It's tough to read and hear about the recent speed bump which came up in Josh Hamilton's life. It is no secret that the naturally gifted slugger has had his fair share of battles with substance abuse in the past, and continues to struggle to keep his life free of the addiction. Especially, when one considers how truly talented and gifted he is as a baseball player, the issue which continues to plague his life adds to the overall sorrow and sympathy from fans and others for Hamilton and his family.
Since the news that Hamilton suffered a relapse in his sobriety, one that is said to be very dangerous and a very big deal, many have reflected on Hamilton, his career, our society's outlook on those dealing with substance abuse, and how we treat, support, view, and deal with them. Some as close as his friends, are looking at the slugger's recent situation and calling for Hamilton to retire in order to save his life.
Forget baseball, his contract, his upcoming suspension, and anything related to his professional life. Those who are focusing in on this and attempting to dissect the Angels' decision to give him his current mega contract based on this is being ridiculous. Not the time.
However, oddly enough, in the midst of such an unfortunate case, I find myself with a growing appreciation of honor, respect, and overall integrity for Josh Hamilton. No, not because of his failures and struggles but because he was, and is still able, to acknowledge these short-comings, and even self-report himself to Major League Baseball and other authorities.
Hamilton lives in the public eye with his addiction, has been very open about it, has relapsed before, and continues to own it. No excuses, no lying. I stumbled. I fell. I need help. Please, help me get back. I want - need - to get better.
Call me crazy, there is something so damn respectable in that to me.

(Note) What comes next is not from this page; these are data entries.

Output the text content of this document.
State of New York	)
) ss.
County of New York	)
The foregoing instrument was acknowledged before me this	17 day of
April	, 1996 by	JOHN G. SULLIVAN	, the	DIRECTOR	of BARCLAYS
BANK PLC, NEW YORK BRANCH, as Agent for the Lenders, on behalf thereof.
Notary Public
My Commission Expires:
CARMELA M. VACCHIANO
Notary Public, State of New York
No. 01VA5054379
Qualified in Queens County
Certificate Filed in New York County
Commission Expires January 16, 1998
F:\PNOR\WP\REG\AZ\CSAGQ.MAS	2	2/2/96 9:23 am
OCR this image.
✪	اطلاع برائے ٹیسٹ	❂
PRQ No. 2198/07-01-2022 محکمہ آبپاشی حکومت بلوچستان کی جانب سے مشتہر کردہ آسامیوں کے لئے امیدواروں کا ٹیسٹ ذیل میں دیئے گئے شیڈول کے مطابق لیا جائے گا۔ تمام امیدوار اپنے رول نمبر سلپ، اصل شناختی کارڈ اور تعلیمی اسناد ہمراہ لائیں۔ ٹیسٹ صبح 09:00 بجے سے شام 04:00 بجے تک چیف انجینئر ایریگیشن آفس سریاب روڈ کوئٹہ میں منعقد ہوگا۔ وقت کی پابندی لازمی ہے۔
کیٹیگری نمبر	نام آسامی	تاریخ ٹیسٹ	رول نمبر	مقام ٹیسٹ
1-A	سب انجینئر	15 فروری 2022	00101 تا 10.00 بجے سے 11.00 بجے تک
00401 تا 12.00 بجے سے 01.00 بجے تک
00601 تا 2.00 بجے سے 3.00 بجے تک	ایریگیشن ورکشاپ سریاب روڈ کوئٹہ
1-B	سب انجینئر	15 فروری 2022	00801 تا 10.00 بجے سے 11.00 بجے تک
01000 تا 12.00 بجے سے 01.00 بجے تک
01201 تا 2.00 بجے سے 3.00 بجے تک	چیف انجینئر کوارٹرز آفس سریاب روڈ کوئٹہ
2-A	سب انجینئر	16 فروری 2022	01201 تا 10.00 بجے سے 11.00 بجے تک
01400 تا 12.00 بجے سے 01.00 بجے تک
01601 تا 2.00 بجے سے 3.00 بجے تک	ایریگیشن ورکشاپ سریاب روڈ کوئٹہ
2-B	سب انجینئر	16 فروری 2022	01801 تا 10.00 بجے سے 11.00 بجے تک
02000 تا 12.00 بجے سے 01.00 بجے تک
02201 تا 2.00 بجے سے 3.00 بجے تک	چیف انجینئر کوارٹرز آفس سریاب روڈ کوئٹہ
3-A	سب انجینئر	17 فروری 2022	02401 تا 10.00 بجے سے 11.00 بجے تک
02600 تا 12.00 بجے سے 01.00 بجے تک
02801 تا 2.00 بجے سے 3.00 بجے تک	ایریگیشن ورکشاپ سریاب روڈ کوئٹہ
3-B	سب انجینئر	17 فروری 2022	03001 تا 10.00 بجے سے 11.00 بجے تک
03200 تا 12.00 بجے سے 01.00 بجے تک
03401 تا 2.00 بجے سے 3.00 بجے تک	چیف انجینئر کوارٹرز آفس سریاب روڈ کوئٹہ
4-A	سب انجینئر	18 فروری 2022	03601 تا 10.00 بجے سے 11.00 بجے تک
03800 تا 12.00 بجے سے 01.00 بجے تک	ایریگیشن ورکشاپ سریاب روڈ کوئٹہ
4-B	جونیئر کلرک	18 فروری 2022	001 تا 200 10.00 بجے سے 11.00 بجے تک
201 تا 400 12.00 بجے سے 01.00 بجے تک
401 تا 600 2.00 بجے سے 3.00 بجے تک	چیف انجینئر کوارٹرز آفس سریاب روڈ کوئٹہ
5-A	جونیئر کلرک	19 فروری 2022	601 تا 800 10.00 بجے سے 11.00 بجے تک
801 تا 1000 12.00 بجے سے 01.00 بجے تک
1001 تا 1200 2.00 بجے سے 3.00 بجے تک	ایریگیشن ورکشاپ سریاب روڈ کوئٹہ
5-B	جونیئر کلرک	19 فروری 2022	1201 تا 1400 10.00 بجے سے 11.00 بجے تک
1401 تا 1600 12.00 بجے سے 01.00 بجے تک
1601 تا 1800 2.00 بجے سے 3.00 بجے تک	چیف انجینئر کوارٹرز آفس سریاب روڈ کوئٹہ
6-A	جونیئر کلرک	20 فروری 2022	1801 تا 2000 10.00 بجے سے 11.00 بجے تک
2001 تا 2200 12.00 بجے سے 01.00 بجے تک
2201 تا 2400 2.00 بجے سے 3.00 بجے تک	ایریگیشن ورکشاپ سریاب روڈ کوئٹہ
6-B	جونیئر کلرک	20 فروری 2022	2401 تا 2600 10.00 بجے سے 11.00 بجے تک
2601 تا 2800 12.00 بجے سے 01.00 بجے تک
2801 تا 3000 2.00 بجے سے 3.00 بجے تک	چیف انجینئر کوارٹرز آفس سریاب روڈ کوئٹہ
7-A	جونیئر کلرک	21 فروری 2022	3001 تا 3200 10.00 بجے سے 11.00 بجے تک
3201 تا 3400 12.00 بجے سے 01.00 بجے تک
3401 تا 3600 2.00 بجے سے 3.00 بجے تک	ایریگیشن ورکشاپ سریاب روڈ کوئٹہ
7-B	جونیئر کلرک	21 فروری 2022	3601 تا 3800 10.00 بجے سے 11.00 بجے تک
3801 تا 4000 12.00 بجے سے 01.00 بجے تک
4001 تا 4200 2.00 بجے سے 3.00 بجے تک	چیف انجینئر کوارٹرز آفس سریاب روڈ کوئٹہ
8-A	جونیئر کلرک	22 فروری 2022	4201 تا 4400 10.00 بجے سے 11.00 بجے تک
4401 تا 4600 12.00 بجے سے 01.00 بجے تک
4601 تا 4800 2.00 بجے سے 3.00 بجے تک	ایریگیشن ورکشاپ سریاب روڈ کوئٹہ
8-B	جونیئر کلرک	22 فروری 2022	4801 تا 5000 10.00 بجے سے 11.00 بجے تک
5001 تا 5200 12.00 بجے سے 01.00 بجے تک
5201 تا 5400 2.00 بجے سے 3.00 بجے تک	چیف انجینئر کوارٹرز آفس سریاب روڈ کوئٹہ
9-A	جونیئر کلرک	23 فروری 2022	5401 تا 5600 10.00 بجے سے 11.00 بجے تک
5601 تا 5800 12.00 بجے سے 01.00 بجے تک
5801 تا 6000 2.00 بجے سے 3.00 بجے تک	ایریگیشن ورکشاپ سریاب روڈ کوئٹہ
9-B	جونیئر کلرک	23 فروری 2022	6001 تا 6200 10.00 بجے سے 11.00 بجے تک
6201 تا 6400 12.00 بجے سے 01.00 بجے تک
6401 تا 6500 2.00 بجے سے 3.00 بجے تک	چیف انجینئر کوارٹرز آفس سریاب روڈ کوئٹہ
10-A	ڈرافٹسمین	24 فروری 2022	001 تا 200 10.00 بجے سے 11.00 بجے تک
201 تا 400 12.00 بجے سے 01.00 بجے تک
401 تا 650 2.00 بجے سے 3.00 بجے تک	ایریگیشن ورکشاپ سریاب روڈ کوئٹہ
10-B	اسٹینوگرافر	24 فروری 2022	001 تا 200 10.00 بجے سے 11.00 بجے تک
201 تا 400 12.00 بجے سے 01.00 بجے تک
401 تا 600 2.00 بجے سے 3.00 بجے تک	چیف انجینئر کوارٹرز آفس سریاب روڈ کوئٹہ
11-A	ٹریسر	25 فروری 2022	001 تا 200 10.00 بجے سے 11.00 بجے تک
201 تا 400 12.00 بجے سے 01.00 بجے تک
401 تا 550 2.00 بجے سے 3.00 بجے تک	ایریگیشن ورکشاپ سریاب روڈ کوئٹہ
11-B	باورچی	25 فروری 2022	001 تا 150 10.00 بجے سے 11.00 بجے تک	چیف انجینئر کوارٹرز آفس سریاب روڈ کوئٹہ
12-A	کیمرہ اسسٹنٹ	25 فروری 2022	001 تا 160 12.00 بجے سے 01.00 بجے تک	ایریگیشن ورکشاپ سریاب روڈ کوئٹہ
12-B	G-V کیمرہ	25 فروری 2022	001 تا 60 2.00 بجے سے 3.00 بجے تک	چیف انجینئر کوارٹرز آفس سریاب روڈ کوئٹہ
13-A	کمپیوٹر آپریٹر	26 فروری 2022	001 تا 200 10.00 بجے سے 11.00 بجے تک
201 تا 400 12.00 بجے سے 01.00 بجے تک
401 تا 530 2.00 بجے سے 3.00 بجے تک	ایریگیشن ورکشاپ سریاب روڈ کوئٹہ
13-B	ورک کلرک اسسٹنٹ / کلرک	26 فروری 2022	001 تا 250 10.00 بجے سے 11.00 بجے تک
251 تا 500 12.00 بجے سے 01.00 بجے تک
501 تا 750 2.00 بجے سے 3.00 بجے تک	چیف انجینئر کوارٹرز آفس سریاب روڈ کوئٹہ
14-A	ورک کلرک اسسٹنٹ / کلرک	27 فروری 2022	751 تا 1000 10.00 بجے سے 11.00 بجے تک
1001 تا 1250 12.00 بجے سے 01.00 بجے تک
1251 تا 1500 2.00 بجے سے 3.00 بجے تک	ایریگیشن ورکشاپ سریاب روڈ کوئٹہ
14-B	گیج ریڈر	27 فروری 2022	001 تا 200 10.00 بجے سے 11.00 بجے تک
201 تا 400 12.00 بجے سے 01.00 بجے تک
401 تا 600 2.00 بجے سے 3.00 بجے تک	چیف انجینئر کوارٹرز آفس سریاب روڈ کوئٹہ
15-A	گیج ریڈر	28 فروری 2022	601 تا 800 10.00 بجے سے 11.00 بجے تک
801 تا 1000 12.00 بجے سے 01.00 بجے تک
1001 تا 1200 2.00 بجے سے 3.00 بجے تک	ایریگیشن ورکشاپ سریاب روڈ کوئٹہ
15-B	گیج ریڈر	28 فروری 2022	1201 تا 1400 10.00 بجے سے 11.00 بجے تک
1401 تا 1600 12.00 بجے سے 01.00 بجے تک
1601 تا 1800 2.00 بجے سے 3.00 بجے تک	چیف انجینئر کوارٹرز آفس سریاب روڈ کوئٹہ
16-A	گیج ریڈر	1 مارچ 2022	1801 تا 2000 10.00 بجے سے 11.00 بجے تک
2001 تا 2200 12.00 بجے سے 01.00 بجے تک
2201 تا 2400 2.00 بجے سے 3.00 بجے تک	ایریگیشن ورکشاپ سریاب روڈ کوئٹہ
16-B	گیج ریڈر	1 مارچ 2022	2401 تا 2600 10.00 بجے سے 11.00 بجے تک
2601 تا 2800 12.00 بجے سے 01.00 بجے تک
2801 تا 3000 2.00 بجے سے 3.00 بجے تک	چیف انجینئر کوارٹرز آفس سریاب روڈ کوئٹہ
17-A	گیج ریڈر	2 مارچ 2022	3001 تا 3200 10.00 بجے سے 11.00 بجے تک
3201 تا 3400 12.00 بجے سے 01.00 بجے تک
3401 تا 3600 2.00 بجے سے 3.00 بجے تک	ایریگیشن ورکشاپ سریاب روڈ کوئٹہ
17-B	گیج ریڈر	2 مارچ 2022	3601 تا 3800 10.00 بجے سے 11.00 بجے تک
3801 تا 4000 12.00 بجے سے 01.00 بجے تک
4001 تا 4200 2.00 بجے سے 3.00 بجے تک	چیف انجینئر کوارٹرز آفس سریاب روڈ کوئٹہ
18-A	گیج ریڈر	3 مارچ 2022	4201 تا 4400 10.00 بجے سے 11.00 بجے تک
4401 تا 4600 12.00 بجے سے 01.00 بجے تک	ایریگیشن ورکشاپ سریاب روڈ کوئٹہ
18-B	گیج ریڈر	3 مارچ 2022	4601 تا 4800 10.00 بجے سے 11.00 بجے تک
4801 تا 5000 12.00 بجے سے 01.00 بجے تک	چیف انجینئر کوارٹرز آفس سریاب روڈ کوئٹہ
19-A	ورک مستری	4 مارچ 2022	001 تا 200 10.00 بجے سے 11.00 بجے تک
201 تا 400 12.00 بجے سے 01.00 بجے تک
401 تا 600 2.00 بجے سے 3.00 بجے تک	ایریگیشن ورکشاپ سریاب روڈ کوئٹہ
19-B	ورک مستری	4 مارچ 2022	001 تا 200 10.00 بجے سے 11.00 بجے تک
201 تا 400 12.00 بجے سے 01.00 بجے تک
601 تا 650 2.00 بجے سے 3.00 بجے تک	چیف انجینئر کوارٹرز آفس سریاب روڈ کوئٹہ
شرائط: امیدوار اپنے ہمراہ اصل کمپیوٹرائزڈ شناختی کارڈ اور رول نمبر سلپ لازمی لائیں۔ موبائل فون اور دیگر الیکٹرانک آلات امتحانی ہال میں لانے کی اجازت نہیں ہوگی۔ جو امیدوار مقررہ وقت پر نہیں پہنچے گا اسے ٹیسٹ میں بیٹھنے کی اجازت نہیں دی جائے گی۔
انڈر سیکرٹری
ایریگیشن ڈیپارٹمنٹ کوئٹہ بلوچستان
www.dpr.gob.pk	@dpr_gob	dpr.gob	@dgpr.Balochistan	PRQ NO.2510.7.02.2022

We all live our lives, and none of us are perfect. We all have our demons, our struggles, and our pitfalls. Some of us deal with addiction, whether we know it or want to admit it, it's there in our lives on a daily basis. Sometimes, taking that first step of acknowledgement is the toughest. Often, we're too embarrassed to do so. Or just fall to the challenges of the accountability if it becomes public.
Hamilton does this openly. Freely. Willingly. All to beat these demons for good one day.
Again, I very much dislike hearing of his relapse, but there is definitely something we can all take away from this story, and the current life of Josh Hamilton.
Mr. Hamilton, thank you, sir. My prayers go out to you and your family. And of course, the very best wishes in recovery and getting yourself back to where you need to be as a person.
And of course, thank you for reminding us of human vulnerability and the beauty of transparency, and how it can help free ourselves, and others who struggle alike.